Why should the decisions of Asian women have anything to do with me? I wish it didn’t. I wish I had nothing to do with Asian women. I wish I didn’t share any genetic material with them. I wish we didn’t have the same racial features. I wish we weren’t grouped together. I hate that there is a category Asian, that both I and the most despicable race of women, both belong to. I hate the fact, that an Asian woman who despises Asian maleness, has the power with her white husband to create an Asian son. WMAF is not just about praising the superiority of white men, but putting down the inferiority of Asian men. WMAF is not just about WMAF, but also about AM and WF. They are the
absent-present parties in the “relationship”.
I hate the fact that my Asian mom is related to me. That she passed on the Asian curse to me, with my White dad. My resentment will never die, I will take it to my grave with me. I hate that WMAF has the ability to create Asian children. It truly is the cruelest crime. I wish my Asian mom was a stranger to me.
But race exists. Thats the whole point of race. That people who share the same category, will be grouped together in it, even if they have nothing to do with each other. And so as much as I hate the female half of the category, America has forced me to have something to do with them. Hell, my own mother, is an Asian woman, and I can’t run away from that. I hate everything about them. I hate what they have come to symbolize in American culture. Everyone of the traits about them, that WMAF prizes, exoticizes and fetishizes, I find utterly vile. I would rather mutilate my face, and be a freak with no race, than share a race with my Asian mom. I hate her features inside me. And I find it impossible to live with them. She has killed her son. I hate the genes my mom gave me, and I will never forgive them. I want to vomit them out of me. How dare anyone oppose my suicide, and tell me that I should have to live a life with my mom’s Asian genes. Go to hell you lifers. You live with my mom’s Asian genes. You have an Asian woman who hates Asian men, give you her Asian genes. You go live with it. How dare anyone who is not a Eurasian man, tell me to live. What kind of life do you think awaits me? If you tell me Eurasian issues, are all in my head, you’ve only given me more reason to die.
You live a life with genes you hate, given to you, by a woman you despise. You do it. I wont. I never will. I wont carry her genes. I wont live with them. The white and Asian genes will NOT peacefully coexist in my cells. There is a violent civil war inside everyone of my cells. A race war. My genes are not aligned. They are enemies with each other. A vicious race war is being fought with my body as the battleground. My genes are not mixed, they are waging war against each other. They have in no way melded together harmoniously.

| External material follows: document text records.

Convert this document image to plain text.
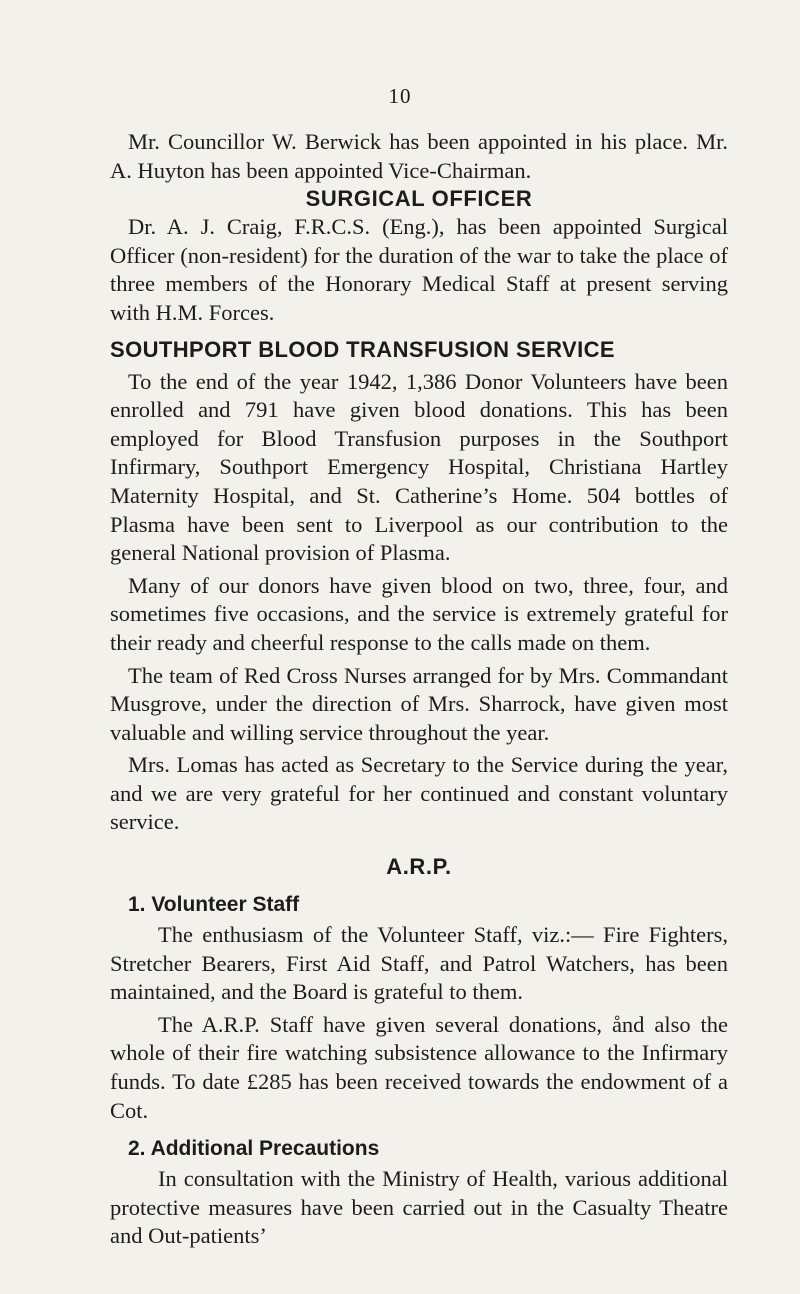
10

Mr. Councillor W. Berwick has been appointed in his place. Mr. A. Huyton has been appointed Vice-Chairman.

SURGICAL OFFICER

Dr. A. J. Craig, F.R.C.S. (Eng.), has been appointed Surgical Officer (non-resident) for the duration of the war to take the place of three members of the Honorary Medical Staff at present serving with H.M. Forces.

SOUTHPORT BLOOD TRANSFUSION SERVICE

To the end of the year 1942, 1,386 Donor Volunteers have been enrolled and 791 have given blood donations. This has been employed for Blood Transfusion purposes in the Southport Infirmary, Southport Emergency Hospital, Christiana Hartley Maternity Hospital, and St. Catherine’s Home. 504 bottles of Plasma have been sent to Liverpool as our contribution to the general National provision of Plasma.

Many of our donors have given blood on two, three, four, and sometimes five occasions, and the service is extremely grateful for their ready and cheerful response to the calls made on them.

The team of Red Cross Nurses arranged for by Mrs. Commandant Musgrove, under the direction of Mrs. Sharrock, have given most valuable and willing service throughout the year.

Mrs. Lomas has acted as Secretary to the Service during the year, and we are very grateful for her continued and constant voluntary service.

A.R.P.
1. Volunteer Staff

The enthusiasm of the Volunteer Staff, viz.:— Fire Fighters, Stretcher Bearers, First Aid Staff, and Patrol Watchers, has been maintained, and the Board is grateful to them.

The A.R.P. Staff have given several donations, ånd also the whole of their fire watching subsistence allowance to the Infirmary funds. To date £285 has been received towards the endowment of a Cot.

2. Additional Precautions

In consultation with the Ministry of Health, various additional protective measures have been carried out in the Casualty Theatre and Out-patients’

I hate that there is a category called Asian, that both I and the most vile women in the world belong to. I hate that in the American popular mind we are grouped together. I wish we had nothing to do with each other. I wish WMAF was some far away nightmare, and not my own parents, and the source of my existence. Is it any wonder that I hate being alive?
You well-wishers and do-gooders, you tell me how to live my life, you crocodile tears concern trolls. You vulchers who are oh so concerned about my precious Eurasian life. My precious, precious, irreplaceable Hapa life. You bleeding heart concern trolls. Who care about an anonymous blogger soooo much. It would be such a tragedy to lose my presence in this world. You tell me what Eurasian life, you want me to live with your crocodile tears. You reptiles. Those who are concerned that I live, are the worst monsters of all. You are the true sadists and prison guards of life. You are the prison guards who keep me in a torture chamber. What Eurasian life do you want me to live? You, who want to keep me alive, with what life do you want me to live?
I wont do it for you. I wont keep on being a Hapa man, just to assuage your evil consciences. Because it makes you feel better, that some blogger is alive and not dead. You don’t give a damn, about the hellish life, America has created for Eurasians. All you want is for me to live it. How hellish it might be, is of no concern to you. Only the horrid sacrilege that I abandon the beauty of life.
I can’t take it. You can’t tell me I need to keep genes I don’t want. You can’t force this DNA on me. She gave it to me, and I refuse the gift. I spit on her gift. I trample her genes onto the ground. I vomit her gift of life out of me. I’m sorry she had me born. Very sorry. I hate this Eurasian life, that an Asian woman and white man gave me. My life is my worst enemy to me. I have no stake in the survival of my Hapa DNA. I hate all genetic material inside of me. I’m a walking abomination.